[pulseaudio-discuss] PA details needed

Lennart Poettering lennart at poettering.net
Fri Jan 2 09:31:49 PST 2009


On Mon, 29.12.08 16:39, Nanavati, Sitanshu (sitanshu.nanavati at intel.com) wrote:

Heya!

> 1) basic flow wrt source/sink/sink_input/source_output in the PA code, the modules involved and who does what.
> 
> 2) audio mixing and volume control wrt:
> 
>           - flow
>           - modules involved
>           - who does what in a flow
> 
> I have some details on these but not 100% sure.  If someone could
> point me or write the details would be highly appreciated.
> Unfortunately the wiki documentation helps and gives little info.

Unfortunately the Wiki is the only documentation about the internals
we have right now. I know it is incomplete and sometimes
out-of-date. However I do believe that it is useful as a starting
point. Just take it with a grain of salt, and always check the source
code to compare what the wiki says and what is actually the truth.

http://pulseaudio.org/wiki/WritingModules

Here's my one minute intro how the general flow works:

1) the term "source" refers to devices where PCM data is
   produced. (i.e. the "capturing" part of a sound card). It is
   clocked, i.e. a clock is enforced (usually by hardware)
   automatically and implicitly.

2) the term "sink" refers to device where PCM data is
   consumed. (i.e. the "playback" part of a sound card). It is also
   clocked.

3) The term "source output" is a virtual construct that refers to some
   kind of stream that is connected to a source. (i.e. usually some
   kind of client application that wants to record audio). While it
   may carry meta information about sampling rate and such it is not
   automatically or implicitly clocked by itself but it is slaved to
   the clock of the source it is connected to.

4) The term "sink input" is a virtual construct that refers to some
   kind of stream that is connected to a sink. (i.e. usually some kind of
   client that wants to play back audio.) And here too the clock is
   slaved to the sink it is connected to.

5) A source may be connected to 0, 1 or more source outputs. 

6) A sink may be connected to 0, 1 or more sink inputs.

7) A source output is always connected to exactly one source.

8) A sink input is always connected to exactly one sink.
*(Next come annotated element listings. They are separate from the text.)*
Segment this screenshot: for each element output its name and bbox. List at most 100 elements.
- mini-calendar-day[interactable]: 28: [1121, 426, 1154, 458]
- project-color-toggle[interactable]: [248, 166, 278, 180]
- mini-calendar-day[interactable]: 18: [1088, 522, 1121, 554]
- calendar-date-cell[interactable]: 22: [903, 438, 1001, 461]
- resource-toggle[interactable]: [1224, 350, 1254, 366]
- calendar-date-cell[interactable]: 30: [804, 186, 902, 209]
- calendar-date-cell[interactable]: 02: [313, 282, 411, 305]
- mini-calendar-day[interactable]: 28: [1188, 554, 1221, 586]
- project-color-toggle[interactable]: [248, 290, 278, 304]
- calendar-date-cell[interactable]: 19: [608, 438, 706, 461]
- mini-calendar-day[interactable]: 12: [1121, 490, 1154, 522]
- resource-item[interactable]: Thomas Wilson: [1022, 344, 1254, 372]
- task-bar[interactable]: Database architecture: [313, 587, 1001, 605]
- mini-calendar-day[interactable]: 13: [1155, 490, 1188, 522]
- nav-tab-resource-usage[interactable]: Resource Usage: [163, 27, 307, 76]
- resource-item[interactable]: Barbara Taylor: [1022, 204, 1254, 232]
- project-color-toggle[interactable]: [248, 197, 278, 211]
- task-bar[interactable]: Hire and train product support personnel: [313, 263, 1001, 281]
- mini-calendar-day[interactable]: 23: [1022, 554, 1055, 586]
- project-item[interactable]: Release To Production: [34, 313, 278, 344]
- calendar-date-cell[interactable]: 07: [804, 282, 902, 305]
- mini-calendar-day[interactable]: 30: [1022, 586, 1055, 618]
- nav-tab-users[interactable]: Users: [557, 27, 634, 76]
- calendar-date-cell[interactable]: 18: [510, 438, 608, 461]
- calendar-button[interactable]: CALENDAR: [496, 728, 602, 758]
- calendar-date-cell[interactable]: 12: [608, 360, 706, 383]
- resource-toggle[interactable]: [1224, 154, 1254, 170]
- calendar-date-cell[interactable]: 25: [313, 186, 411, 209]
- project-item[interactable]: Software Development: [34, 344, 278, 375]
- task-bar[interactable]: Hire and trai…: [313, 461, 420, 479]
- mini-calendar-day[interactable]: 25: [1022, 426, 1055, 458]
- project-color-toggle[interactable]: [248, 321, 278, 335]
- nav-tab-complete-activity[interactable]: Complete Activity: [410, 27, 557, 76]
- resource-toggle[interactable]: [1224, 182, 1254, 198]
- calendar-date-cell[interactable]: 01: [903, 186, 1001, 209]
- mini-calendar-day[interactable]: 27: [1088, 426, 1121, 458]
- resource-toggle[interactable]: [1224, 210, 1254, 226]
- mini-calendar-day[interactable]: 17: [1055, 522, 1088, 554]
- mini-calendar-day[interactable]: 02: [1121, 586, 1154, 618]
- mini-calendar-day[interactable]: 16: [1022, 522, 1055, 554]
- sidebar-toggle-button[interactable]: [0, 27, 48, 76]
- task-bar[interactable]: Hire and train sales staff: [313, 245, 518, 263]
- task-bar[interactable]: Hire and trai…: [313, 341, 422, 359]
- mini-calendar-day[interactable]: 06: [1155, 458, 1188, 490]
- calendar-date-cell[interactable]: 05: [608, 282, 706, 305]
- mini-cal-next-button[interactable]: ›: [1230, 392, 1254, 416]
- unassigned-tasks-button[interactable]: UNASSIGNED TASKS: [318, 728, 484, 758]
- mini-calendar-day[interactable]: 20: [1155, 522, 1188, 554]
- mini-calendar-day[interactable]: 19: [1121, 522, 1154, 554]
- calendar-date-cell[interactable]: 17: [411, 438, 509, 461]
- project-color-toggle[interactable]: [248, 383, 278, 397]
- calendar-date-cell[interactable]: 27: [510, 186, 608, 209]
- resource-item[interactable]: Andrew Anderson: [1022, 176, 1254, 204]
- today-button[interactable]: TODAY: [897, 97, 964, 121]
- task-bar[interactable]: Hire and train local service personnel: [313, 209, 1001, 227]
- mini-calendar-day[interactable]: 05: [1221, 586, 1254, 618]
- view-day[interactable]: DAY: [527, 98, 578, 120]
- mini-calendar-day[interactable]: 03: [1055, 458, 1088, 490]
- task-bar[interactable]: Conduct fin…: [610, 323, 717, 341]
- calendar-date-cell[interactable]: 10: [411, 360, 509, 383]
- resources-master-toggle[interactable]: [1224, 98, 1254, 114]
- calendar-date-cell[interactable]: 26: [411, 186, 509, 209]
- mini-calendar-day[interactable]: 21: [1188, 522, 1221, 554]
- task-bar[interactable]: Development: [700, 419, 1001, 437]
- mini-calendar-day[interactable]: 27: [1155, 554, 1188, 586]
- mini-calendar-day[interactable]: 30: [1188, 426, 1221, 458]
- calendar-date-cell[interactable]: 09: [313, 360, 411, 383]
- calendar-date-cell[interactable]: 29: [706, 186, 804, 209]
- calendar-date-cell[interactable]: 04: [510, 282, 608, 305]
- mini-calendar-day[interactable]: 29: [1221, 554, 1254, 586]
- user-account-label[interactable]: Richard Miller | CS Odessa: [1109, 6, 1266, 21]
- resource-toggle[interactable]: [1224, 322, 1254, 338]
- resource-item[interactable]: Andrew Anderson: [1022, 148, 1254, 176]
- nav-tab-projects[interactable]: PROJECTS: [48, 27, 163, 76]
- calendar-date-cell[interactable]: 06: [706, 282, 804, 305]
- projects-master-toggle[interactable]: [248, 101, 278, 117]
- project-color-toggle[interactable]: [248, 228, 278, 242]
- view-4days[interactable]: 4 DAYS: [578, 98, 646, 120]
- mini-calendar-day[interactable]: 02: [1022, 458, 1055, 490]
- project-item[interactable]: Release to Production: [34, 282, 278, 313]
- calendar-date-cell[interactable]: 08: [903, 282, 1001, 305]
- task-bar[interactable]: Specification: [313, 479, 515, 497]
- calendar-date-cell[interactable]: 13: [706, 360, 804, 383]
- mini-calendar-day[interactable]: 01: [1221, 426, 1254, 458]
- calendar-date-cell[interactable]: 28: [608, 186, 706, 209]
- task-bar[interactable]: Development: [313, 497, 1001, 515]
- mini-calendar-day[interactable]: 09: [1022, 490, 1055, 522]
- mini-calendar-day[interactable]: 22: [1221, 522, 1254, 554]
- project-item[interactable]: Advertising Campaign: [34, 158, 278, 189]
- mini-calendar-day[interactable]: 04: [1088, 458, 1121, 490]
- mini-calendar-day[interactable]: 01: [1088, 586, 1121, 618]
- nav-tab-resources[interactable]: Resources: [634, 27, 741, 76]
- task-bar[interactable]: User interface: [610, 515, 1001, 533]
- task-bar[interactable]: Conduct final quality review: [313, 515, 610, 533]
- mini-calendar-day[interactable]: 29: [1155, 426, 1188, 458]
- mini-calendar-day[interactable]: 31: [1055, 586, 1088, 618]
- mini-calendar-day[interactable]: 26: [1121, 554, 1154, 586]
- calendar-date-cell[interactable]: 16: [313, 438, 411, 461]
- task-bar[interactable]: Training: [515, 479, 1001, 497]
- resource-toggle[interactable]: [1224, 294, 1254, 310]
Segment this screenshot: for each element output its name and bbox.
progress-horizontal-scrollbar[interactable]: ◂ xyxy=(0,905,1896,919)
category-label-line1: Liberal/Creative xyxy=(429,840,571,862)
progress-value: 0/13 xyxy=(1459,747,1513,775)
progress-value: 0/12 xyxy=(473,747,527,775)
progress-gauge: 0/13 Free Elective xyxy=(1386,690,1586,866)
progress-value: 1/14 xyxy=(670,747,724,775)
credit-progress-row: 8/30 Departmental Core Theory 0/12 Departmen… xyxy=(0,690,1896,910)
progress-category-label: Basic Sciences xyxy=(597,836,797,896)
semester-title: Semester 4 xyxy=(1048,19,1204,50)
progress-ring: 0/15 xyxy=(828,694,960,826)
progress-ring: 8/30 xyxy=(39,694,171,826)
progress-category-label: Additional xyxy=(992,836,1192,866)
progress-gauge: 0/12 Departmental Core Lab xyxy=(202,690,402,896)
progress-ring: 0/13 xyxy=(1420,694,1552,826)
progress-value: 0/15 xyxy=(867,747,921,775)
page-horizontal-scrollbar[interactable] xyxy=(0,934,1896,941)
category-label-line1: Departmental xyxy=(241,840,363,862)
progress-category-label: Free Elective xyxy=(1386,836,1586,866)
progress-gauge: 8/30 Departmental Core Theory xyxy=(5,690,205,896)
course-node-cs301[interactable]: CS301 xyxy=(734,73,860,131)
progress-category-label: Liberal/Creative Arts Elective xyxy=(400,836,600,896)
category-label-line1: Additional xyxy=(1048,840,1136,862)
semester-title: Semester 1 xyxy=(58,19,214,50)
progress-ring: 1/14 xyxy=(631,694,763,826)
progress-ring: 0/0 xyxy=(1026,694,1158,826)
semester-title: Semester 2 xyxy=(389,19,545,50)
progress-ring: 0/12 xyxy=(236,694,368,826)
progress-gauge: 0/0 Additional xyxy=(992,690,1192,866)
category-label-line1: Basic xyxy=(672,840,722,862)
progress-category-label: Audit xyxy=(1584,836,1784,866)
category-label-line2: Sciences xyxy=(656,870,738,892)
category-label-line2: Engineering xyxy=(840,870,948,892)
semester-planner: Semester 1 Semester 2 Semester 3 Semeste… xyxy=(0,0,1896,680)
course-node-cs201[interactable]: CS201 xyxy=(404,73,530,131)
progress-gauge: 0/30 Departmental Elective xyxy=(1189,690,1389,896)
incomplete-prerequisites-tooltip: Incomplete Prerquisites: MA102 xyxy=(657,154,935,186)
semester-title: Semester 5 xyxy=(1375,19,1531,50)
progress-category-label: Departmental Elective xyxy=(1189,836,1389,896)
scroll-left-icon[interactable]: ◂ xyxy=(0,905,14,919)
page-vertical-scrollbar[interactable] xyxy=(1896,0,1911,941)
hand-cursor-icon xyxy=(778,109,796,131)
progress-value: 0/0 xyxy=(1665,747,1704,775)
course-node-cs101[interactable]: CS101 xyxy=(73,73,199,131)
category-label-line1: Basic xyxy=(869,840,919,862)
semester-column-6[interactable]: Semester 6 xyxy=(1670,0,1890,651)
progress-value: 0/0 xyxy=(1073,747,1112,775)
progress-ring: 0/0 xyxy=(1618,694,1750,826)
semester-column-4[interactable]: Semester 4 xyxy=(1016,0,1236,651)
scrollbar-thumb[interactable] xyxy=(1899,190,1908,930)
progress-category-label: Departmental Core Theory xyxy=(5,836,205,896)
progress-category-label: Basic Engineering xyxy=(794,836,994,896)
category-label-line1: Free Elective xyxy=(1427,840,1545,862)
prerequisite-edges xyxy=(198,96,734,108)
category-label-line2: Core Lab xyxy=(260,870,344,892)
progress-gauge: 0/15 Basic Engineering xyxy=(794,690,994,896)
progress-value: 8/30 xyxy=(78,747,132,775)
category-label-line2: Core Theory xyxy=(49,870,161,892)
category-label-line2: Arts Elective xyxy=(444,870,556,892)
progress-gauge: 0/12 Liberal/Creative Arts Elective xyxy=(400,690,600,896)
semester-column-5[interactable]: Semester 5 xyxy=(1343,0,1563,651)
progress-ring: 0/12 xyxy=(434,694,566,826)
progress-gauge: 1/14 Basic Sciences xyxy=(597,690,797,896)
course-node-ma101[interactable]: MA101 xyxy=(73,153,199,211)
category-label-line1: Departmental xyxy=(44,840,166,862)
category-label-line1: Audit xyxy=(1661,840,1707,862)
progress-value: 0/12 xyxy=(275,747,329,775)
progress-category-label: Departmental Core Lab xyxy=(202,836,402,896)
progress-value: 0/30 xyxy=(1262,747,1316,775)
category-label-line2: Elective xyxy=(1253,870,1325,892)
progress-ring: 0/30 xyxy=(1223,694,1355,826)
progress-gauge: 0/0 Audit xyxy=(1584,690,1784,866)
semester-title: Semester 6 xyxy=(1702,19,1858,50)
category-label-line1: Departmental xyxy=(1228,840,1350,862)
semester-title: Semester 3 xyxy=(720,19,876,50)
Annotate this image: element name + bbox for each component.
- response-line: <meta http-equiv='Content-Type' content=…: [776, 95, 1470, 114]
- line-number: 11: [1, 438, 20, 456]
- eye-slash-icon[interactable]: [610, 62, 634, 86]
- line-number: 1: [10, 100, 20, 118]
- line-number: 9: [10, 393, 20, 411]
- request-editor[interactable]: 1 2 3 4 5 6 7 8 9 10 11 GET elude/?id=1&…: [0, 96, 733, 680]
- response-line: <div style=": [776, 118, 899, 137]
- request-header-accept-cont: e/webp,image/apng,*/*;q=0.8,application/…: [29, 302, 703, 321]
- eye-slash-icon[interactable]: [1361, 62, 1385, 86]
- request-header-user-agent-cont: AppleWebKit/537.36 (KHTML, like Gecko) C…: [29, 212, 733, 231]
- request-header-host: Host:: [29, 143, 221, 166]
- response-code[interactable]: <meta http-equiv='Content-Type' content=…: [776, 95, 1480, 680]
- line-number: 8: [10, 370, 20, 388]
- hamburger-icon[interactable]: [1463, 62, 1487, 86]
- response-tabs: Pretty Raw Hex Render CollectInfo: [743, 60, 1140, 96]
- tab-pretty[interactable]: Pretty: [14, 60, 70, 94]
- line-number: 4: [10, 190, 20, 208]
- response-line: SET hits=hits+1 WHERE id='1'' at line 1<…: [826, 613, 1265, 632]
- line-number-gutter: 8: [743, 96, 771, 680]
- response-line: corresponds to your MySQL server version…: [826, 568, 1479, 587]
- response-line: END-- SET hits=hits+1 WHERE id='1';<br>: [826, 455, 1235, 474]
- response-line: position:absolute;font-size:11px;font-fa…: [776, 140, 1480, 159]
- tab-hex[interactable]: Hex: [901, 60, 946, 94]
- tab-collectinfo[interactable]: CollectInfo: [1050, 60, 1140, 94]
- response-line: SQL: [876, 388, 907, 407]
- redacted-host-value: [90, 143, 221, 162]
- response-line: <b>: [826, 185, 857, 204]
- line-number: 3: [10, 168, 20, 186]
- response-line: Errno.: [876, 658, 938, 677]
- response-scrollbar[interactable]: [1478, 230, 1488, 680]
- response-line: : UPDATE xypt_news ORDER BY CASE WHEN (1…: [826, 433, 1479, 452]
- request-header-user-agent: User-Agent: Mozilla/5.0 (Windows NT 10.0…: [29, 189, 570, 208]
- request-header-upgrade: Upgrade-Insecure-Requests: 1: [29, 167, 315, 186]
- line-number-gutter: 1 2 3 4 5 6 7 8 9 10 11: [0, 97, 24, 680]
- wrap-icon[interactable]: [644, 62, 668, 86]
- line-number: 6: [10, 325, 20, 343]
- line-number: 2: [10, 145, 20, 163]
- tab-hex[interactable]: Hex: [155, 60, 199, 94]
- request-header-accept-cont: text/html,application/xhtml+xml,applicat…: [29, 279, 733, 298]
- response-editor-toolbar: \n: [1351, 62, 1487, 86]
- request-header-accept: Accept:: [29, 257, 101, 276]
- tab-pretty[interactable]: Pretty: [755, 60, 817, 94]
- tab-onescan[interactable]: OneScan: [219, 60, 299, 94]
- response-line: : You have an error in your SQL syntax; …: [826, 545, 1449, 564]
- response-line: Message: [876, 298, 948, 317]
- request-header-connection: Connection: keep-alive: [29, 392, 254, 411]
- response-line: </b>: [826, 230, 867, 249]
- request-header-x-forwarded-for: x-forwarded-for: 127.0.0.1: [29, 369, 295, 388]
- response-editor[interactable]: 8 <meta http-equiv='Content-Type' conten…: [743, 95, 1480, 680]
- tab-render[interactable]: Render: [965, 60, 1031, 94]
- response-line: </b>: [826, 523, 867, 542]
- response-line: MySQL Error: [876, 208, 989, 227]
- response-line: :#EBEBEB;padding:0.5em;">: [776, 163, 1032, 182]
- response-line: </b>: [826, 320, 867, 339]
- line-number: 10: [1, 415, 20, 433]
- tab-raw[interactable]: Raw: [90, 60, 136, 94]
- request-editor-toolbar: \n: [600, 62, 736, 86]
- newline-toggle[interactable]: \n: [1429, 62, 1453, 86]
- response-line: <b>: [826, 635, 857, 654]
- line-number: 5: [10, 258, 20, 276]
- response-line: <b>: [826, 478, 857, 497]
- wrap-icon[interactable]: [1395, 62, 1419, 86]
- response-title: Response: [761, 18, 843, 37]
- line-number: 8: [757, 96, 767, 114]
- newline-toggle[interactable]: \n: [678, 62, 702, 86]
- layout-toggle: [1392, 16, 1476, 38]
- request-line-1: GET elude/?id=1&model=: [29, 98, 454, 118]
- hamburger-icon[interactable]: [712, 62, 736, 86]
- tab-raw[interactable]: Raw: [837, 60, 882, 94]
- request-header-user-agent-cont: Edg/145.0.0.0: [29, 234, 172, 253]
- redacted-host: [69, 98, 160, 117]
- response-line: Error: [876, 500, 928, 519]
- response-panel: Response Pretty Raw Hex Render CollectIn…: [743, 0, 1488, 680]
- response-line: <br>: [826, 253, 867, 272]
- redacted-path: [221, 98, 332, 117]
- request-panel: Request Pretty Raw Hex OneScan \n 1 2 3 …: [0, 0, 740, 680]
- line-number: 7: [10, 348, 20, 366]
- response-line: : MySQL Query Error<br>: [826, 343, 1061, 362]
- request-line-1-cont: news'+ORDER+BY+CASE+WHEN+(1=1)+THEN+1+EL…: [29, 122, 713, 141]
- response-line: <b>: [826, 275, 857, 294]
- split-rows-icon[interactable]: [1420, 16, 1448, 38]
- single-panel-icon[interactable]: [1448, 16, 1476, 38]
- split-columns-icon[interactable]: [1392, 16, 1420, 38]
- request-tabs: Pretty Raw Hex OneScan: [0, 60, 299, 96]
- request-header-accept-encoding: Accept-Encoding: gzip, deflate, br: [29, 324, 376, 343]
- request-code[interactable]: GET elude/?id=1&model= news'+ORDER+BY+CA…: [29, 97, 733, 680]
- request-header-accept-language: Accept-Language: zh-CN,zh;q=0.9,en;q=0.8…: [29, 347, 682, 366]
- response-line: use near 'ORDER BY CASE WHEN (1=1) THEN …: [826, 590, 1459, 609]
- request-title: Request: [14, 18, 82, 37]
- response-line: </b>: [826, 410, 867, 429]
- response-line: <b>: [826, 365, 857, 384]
9) Connections except those described in 5-8 are not
   possible. More specifically you may not connect a sink and a source
   directly. (which is intended since then you'd have two clocks in
   your pipeline which would require handling clock deviations which
   is complex and we hence don't automatically do.

10) If the sampling parameters (i.e. channles, freq, type) of a sink
    and a sink input it is connected to differ than we resample as part
    of the sink input and hand data to the sink that is formatted in
    the sampling params of the sink. The sink will mix all data that
    it reads from its sink inputs.

11) If the sampling paramters of a source and a source output it is
    connected to differ than we resample as part of the source output and
    for that use data that is handed to us from the source that is
    formatted in the sampling params of the source. Ths source will
    multiplex the data it read from the device to all its source outputs
    simultaneously.

12) Each sink and each source run a thread of their own (the so called
    IO thread). Since they
    decide about the clocking they can simply call pa_sink_render (for
    the sink case) or pa_source_push (for the source case) whenever
    they think it is appropriate to resample/mix (for the sink case)
    or resample/multiplex (for the source case) the data they
    want to play next/just recorded.

13) The code of the sink inputs/source outputs run as part of the IO
    threads of the sink/source they are connected to. They do *not*
    run their own threads.

If you have two applications running that play audio, the flow chart
might look like this:

 app#1 -> sink input #1 \
                         > sink -> ALSA device
 app#2 -> sink input #2 /

PA modules may create sinks, sink inputs, sources, source outputs at
anytime. They may remove them at anytime too. 

Generally sinks/sources are an abstraction for audio devices, while
sink inputs/source outputs are an abstraction for application clients.

If you have further questions, please be to the point. i.e. it is
easier for me to respond to explicit questions than to general ones,
if you understand what I mean...

I hope this lights things up a bit.

Lennart

-- 
Lennart Poettering                        Red Hat, Inc.